2.13. Measurement of chloride ion concentration
The concentration of chloride ions in transverse colons was quantified using the chloride assay kit (Abcam Co.), according to the manufacturer’s instructions. Briefly, transverse colon tissue (10 mg) was homogenized in ice-cold 1× PBS (pH 7.2–7.4) using a glass homogenizer (Sigma-Aldrich Co.). Resultant tissue lysates were then centrifuged at 13,000 rpm for 5 min at 4°C, after which the supernatant was collected for analysis. After addition of chloride reagent (separately in each well), the supernatant was incubated for 15 min at room temperature. Finally, absorbance of the reaction mixture was read at 620 nm using the VersaMax Plate Reader (Molecular Devices).

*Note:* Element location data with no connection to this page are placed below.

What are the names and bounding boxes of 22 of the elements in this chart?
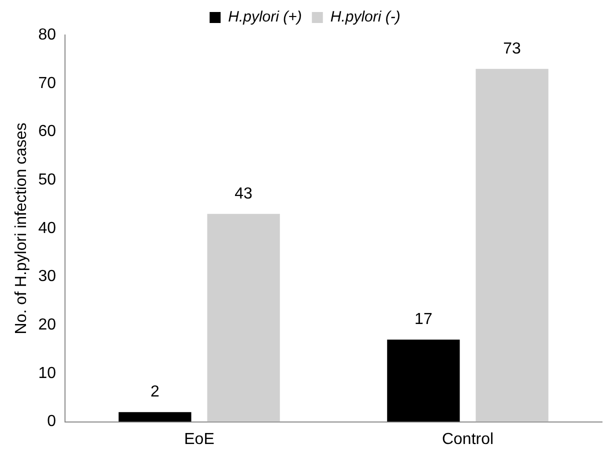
data-label: 43: [234, 185, 253, 202]
bar: [476, 68, 548, 422]
y-tick-label: 70: [38, 74, 56, 92]
legend-label: H.pylori (-): [330, 8, 400, 26]
legend-label: H.pylori (+): [228, 8, 302, 26]
bar: [207, 214, 280, 422]
x-tick-label: Control: [442, 430, 494, 448]
data-label: 17: [414, 311, 432, 328]
y-tick-label: 40: [38, 220, 56, 237]
y-axis-title: No. of H.pylori infection cases: [13, 122, 30, 334]
y-tick-label: 30: [38, 268, 56, 286]
data-label: 2: [150, 384, 160, 401]
y-tick-label: 50: [38, 171, 56, 188]
y-tick-label: 20: [38, 316, 56, 334]
y-tick-label: 0: [47, 413, 56, 430]
x-tick-label: EoE: [184, 430, 214, 448]
y-tick-label: 80: [38, 26, 56, 44]
y-tick-label: 10: [38, 364, 56, 382]
y-tick-label: 60: [38, 123, 56, 140]
data-label: 73: [503, 40, 522, 58]
bar: [387, 340, 460, 422]
bar: [118, 412, 192, 422]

2.14. Cell culture and MP treatment
IEC18 cells, intestinal epithelioid cell line, were purchased from ATCC (Manassas, VA, USA). They were grown in Dulbecco’s modified Eagle’s medium (DMEM, Welgene, Gyeongsan-si, Korea) supplemented with 10 % fetal bovine serum, 2 mM glutamine, 100 U/mL penicillin, and 100 µg/mL streptomycin at 37°C in a humidified atmosphere containing 5% CO2. After reaching 70–80 % confluence, IEC18 cells were classified into four different groups; Vehicle, LoMP, MiMP and HiMP treated group. They were exposed to 10 µg/mL (LoMP), 50 µg/mL (MiMP) and 100 µg/mL (HiMP) for 24 h, while Vehicle treated group was received with dH2O of same volume. The cell morphology was also observed under a microscope (Leica Microsystems.) at 100× and 200× magnification. After then, total cells of each group were harvested for western blot and RT-PCR analyses.

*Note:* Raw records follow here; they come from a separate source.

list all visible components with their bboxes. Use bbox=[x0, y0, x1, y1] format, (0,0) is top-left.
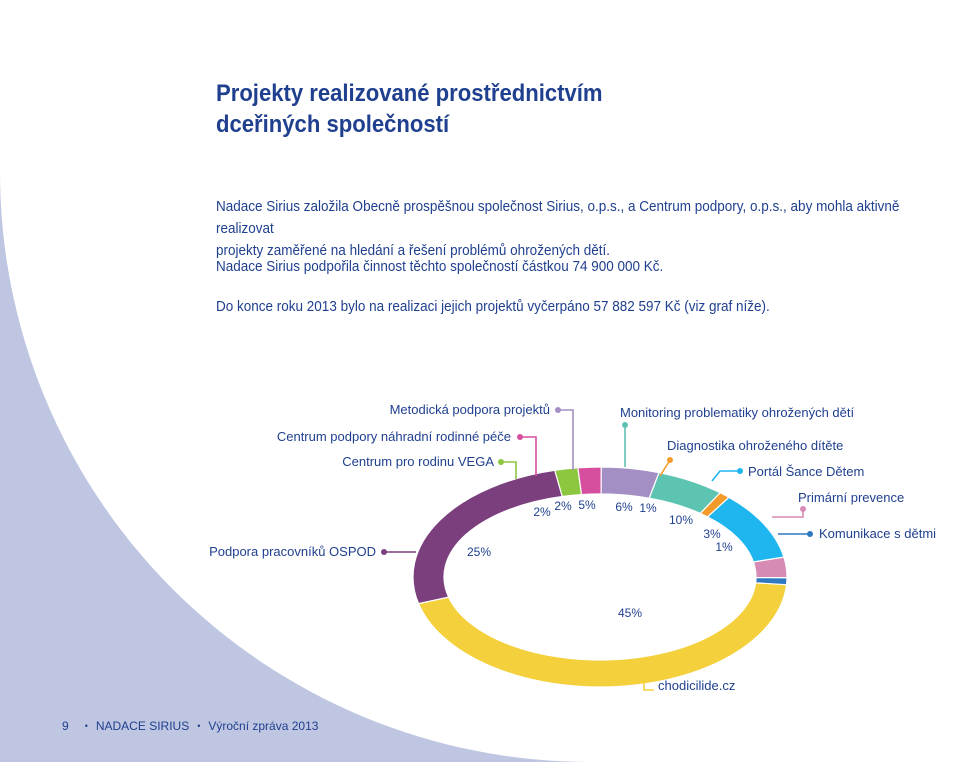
slice-centrum-podpory-nahradni-rodinne-pece bbox=[577, 466, 602, 496]
leader-dot-komunikace-s-detmi bbox=[807, 531, 813, 537]
leader-line-primarni-prevence bbox=[772, 509, 804, 518]
leader-dot-monitoring-problematiky-ohrozenych-deti bbox=[622, 422, 628, 428]
category-label-portal-sance-detem: Portál Šance Dětem bbox=[748, 464, 864, 479]
leader-line-metodicka-podpora-projektu bbox=[558, 409, 574, 470]
footer-report: Výroční zpráva 2013 bbox=[208, 719, 319, 733]
value-label-centrum-pro-rodinu-vega: 2% bbox=[533, 505, 551, 519]
category-label-monitoring-problematiky-ohrozenych-deti: Monitoring problematiky ohrožených dětí bbox=[620, 405, 855, 420]
leader-dot-chodicilide-cz bbox=[641, 665, 647, 671]
leader-dot-centrum-podpory-nahradni-rodinne-pece bbox=[517, 434, 523, 440]
value-label-portal-sance-detem: 10% bbox=[669, 513, 693, 527]
leader-dot-podpora-pracovniku-ospod bbox=[381, 549, 387, 555]
leader-dot-centrum-pro-rodinu-vega bbox=[498, 459, 504, 465]
bullet-separator: • bbox=[84, 721, 88, 731]
slice-chodicilide-cz bbox=[417, 582, 788, 688]
footer-organization: NADACE SIRIUS bbox=[95, 719, 190, 733]
leader-lines bbox=[381, 407, 813, 691]
leader-dot-diagnostika-ohrozeneho-ditete bbox=[667, 457, 673, 463]
slice-podpora-pracovniku-ospod bbox=[412, 469, 564, 605]
value-label-komunikace-s-detmi: 1% bbox=[715, 540, 733, 554]
value-label-monitoring-problematiky-ohrozenych-deti: 6% bbox=[615, 500, 633, 514]
value-label-centrum-podpory-nahradni-rodinne-pece: 2% bbox=[554, 499, 572, 513]
intro-paragraph-line2: projekty zaměřené na hledání a řešení pr… bbox=[216, 242, 610, 259]
category-label-centrum-podpory-nahradni-rodinne-pece: Centrum podpory náhradní rodinné péče bbox=[277, 429, 511, 444]
leader-line-centrum-pro-rodinu-vega bbox=[501, 461, 517, 479]
category-label-podpora-pracovniku-ospod: Podpora pracovníků OSPOD bbox=[209, 544, 376, 559]
category-label-komunikace-s-detmi: Komunikace s dětmi bbox=[819, 526, 936, 541]
value-label-diagnostika-ohrozeneho-ditete: 1% bbox=[639, 501, 657, 515]
spending-paragraph: Do konce roku 2013 bylo na realizaci jej… bbox=[216, 298, 770, 315]
page-title-line2: dceřiných společností bbox=[216, 111, 450, 138]
leader-line-centrum-podpory-nahradni-rodinne-pece bbox=[520, 436, 537, 476]
page-number: 9 bbox=[62, 719, 69, 733]
intro-paragraph-line1: Nadace Sirius založila Obecně prospěšnou… bbox=[216, 198, 900, 237]
page-footer: 9 • NADACE SIRIUS • Výroční zpráva 2013 bbox=[62, 719, 318, 733]
leader-dot-metodicka-podpora-projektu bbox=[555, 407, 561, 413]
page-title-line1: Projekty realizované prostřednictvím bbox=[216, 80, 603, 107]
funding-paragraph: Nadace Sirius podpořila činnost těchto s… bbox=[216, 258, 664, 275]
chart-labels: 45%25%2% 2% 5% 6% 1%10%3%1%chodicilide.czPod… bbox=[209, 402, 936, 693]
intro-paragraph: Nadace Sirius založila Obecně prospěšnou… bbox=[216, 196, 900, 262]
category-label-metodicka-podpora-projektu: Metodická podpora projektů bbox=[390, 402, 550, 417]
leader-dot-portal-sance-detem bbox=[737, 468, 743, 474]
slice-metodicka-podpora-projektu bbox=[600, 466, 660, 499]
leader-line-portal-sance-detem bbox=[711, 470, 740, 482]
value-label-podpora-pracovniku-ospod: 25% bbox=[467, 545, 491, 559]
value-label-primarni-prevence: 3% bbox=[703, 527, 721, 541]
category-label-chodicilide-cz: chodicilide.cz bbox=[658, 678, 735, 693]
leader-dot-primarni-prevence bbox=[800, 506, 806, 512]
value-label-metodicka-podpora-projektu: 5% bbox=[578, 498, 596, 512]
page-title: Projekty realizované prostřednictvím dce… bbox=[216, 78, 731, 140]
slice-komunikace-s-detmi bbox=[754, 576, 788, 586]
leader-line-chodicilide-cz bbox=[643, 668, 654, 691]
donut-slices bbox=[412, 466, 788, 688]
category-label-centrum-pro-rodinu-vega: Centrum pro rodinu VEGA bbox=[342, 454, 494, 469]
leader-line-diagnostika-ohrozeneho-ditete bbox=[659, 459, 671, 477]
value-label-chodicilide-cz: 45% bbox=[618, 606, 642, 620]
category-label-diagnostika-ohrozeneho-ditete: Diagnostika ohroženého dítěte bbox=[667, 438, 843, 453]
category-label-primarni-prevence: Primární prevence bbox=[798, 490, 904, 505]
bullet-separator: • bbox=[197, 721, 201, 731]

2.15. Statistical analysis
Statistical significance was evaluated using the One-way Analysis of Variance (ANOVA) (SPSS for Windows, Release 10.10, Standard Version, Chicago, IL, USA), followed by Tukey post hoc t-test for multiple comparisons. All values are expressed as the means ± SD, and a p-value (p < 0.05) is considered statistically significant.